Conto-lhes que os meus dias são caminho para o sono eterno.
E eles contam-me que estão à minha espera, tentando tirar-me agruras do
caminho. Conto-lhes que tento dignificar os seus esforços de pão e labor, com
amplitudes mornas de esforço que os não suplantam. E agradeço. Porque, não
fossem eles, e eu não estaria aqui, sentada à mesa, a falar com as paredes e o
prato cheio que permanece em frente à cadeira onde se senta a memória de
alguém.
O que sobra da memória humana responde-me com um traço
saudoso de alívio quente por entre a noite fria. E imagino rostos que me
sorriem. E vozes que me prometem proteção e alento para os dias mais árduos.

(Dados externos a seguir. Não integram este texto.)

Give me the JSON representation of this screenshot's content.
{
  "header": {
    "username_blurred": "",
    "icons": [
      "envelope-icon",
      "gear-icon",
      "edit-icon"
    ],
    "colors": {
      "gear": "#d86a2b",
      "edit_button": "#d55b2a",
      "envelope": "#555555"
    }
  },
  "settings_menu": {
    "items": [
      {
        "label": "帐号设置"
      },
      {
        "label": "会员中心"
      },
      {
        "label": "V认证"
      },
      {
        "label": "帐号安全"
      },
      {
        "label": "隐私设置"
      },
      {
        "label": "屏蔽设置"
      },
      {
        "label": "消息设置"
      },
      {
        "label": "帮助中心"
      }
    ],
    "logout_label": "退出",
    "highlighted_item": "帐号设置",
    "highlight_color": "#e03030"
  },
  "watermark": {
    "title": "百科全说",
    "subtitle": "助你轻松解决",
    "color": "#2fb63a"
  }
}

Mas nem todos os que se sentam à mesa comigo esta noite têm rosto
de gente. Alguns têm bigodes e patinhas. Mau feitio, de pelo mais curto ou mais
longo, com ou menos trejeitos de donzela felina. Os seus nomes enunciam azar ou
realeza. E saúdo esses nomes com guloseimas. E uma festinha imaginária nas
cabeças.
Os dias que vivo, vivo-os porque alguém os viveu antes de
mim. E, neste dia que é de passagem, desvelo aos poucos a ideia dessa
eternidade de separação e sento-me com eles à mesa.

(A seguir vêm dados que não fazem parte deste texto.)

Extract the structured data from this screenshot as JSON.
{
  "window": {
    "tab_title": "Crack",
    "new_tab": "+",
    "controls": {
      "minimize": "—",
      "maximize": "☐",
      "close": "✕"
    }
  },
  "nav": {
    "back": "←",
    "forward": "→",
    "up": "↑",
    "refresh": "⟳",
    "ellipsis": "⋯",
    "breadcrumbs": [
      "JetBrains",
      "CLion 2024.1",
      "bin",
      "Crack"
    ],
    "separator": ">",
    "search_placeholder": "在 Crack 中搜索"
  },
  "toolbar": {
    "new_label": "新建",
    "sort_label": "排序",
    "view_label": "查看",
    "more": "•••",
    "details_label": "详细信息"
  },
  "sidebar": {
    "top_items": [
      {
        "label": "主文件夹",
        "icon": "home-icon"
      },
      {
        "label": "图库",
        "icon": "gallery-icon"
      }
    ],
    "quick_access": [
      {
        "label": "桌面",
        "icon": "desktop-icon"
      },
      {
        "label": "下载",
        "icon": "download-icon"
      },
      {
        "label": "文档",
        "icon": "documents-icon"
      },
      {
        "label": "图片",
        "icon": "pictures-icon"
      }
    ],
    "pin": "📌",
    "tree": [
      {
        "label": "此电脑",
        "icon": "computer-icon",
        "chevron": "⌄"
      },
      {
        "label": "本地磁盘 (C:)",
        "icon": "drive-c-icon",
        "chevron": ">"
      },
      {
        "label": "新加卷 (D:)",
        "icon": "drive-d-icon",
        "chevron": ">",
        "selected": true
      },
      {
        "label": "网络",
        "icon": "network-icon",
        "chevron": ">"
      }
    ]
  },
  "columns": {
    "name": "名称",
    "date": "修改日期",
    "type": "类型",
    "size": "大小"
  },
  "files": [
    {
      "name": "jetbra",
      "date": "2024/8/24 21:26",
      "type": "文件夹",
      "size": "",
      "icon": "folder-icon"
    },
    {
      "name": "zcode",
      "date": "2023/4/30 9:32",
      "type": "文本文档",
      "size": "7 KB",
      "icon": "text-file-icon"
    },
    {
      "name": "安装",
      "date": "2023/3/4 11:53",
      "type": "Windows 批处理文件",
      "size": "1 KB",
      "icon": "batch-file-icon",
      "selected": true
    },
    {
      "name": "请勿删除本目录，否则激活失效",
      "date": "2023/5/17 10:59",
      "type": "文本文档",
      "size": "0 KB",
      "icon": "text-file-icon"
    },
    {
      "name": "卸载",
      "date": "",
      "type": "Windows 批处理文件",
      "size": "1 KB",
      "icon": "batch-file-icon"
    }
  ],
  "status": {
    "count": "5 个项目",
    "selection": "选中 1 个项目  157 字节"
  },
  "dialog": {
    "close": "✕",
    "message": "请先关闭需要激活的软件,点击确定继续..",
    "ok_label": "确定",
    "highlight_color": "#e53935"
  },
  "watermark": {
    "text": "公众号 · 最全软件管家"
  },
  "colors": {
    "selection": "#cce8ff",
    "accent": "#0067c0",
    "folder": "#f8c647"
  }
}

Sinto-os na minha pele porque os trago na minha pele. E no
meu sangue. E na minha memória. Atirados para as minhas veias por cada
batimento cardíaco. Sinto o sabor do mel nas palavras que sei que ouvem. E um
travo de whisky envelhecido. E um toque de mousse de chocolate. E um ronronar
distante na ideia da saqueta azul.
São os que me fizeram quem sou. E é por eles que me visto de
negro e nego a morte. Porque não morre jamais o que permanece vivo na memória.

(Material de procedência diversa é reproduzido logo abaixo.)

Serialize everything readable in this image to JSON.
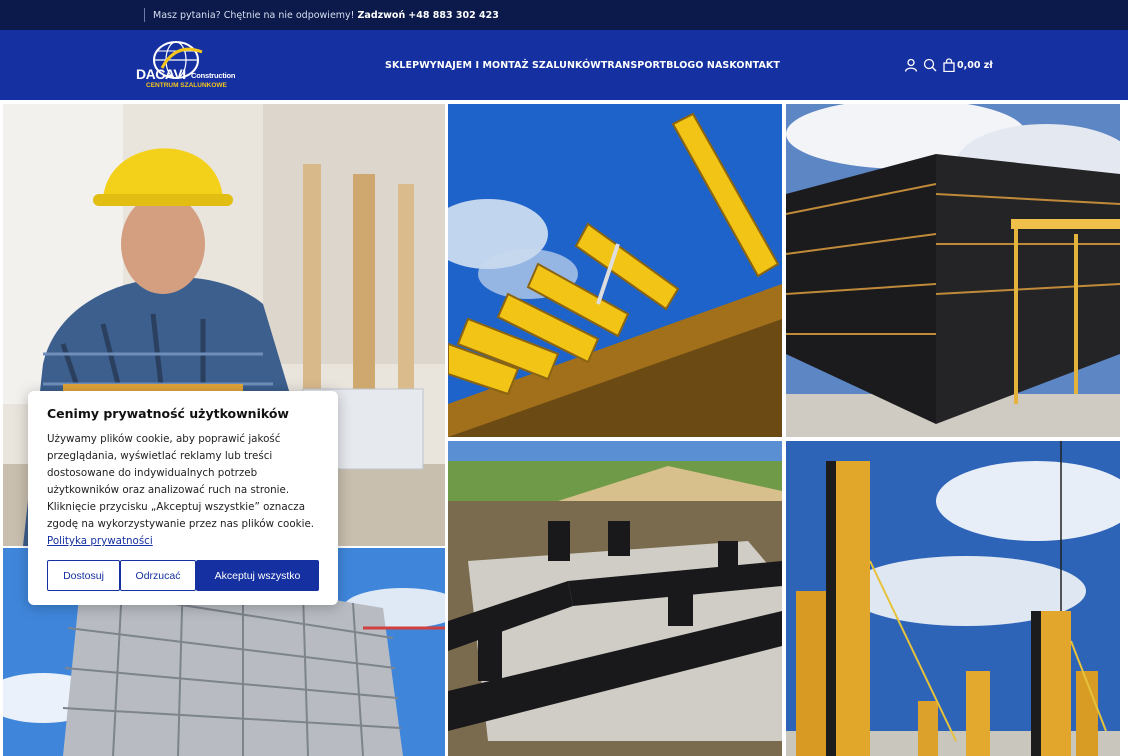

Bebo um travo agridoce de saudade nesta noite. Saúdo os meus
ancestrais e sento-me com eles à mesa.
Há afeição servida nos pratos de todos nós. E vinho tinto
nos cálices. E mãos dadas na invisibilidade dos corpos. Sinto-os em mim. E sou
deles. Mais uma vez.
Visto-me de negro. Nego a morte. Faço um brinde. A todos
eles. A quem foi para que eu viesse a ser e a quem me fez ser o que hoje sou.
Estamos todos vivos esta noite. Estaremos todos vivos enquanto houver mesa
posta a preceito. E uma vela acesa. E uma memória em chama. E um copo de vinho.
E amor.
Se a donzela da primavera pode ser rainha do submundo por
seis bagos de romã, eu posso ser anfitriã de quem amo por uma noite, trajando
negro e negando a morte.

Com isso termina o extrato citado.